2 hours ago, nausicaa said:
Yeah, I'd like to think I have a pretty good BS detector and she didn't ring it at all. The only thing I suspect is that she may be exaggerating just how well she knew the Bateses (i.e., the girls were casual friends but not besties). That could also be an honest trick of her memory at this point too.
The Catholicism thing actually makes sense to me. If she still wants to be religious, I imagine mainstream Catholics, with their lack of strict rules about personal clothing choices, hobbies, education, and popular media, would be seen as a relief. Also, she doesn't have to worry about breakaway churches severing her church community as happened in her childhood.
Also, you are right. ❤️ I met a Catholic who shaped my entire idea of Christianity and religion in general. His church is super altruistic and welcoming, and he is too. I don’t see it as a return to strictness, but a totally new way of life.
1 hour ago, Gobsmacked said:
What's the difference between a Radiologist and a Godly Radiologist?
A Godly radiologist can see into your SOUL!
The comments under Lori’s no abuse rant are horrible. Someone posted the domestic abuse hotline. I got a snap Incase it gets deleted. You can tell Lori is trying to go viral because she isn’t deleting anything. The spoiler below is a women’s story of marrying a man who claimed to be Christian and turned out to be an abuser. *rape warning as well*
People tend to forget that women were property in the Bible. Bought/sold to the highest bidder. I’ve joked with my mom about my bf having to buy her a goat and some chickens before he can marry me. Lori would have no platform if it wasn’t for evil feminist.
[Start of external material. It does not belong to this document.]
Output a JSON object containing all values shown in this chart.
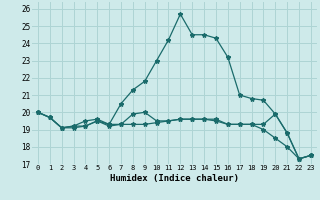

The Bible isn’t 100 percent relevant today. We no longer, in Christian nations, stone children for not listening. Deuteronomy 21:18-21Spoiler
18 If a man have a stubborn and rebellious son, which will not obey the voice of his father, or the voice of his mother, and that, when they have chastened him, will not hearken unto them:
19 Then shall his father and his mother lay hold on him, and bring him out unto the elders of his city, and unto the gate of his place;
20 And they shall say unto the elders of his city, This our son is stubborn and rebellious, he will not obey our voice; he is a glutton, and a drunkard.
21 And all the men of his city shall stone him with stones, that he die: so shalt thou put evil away from among you; and all Israel shall hear, and fear.
Jesus said we can eat anything as long as it is clean and blessed. The list goes on.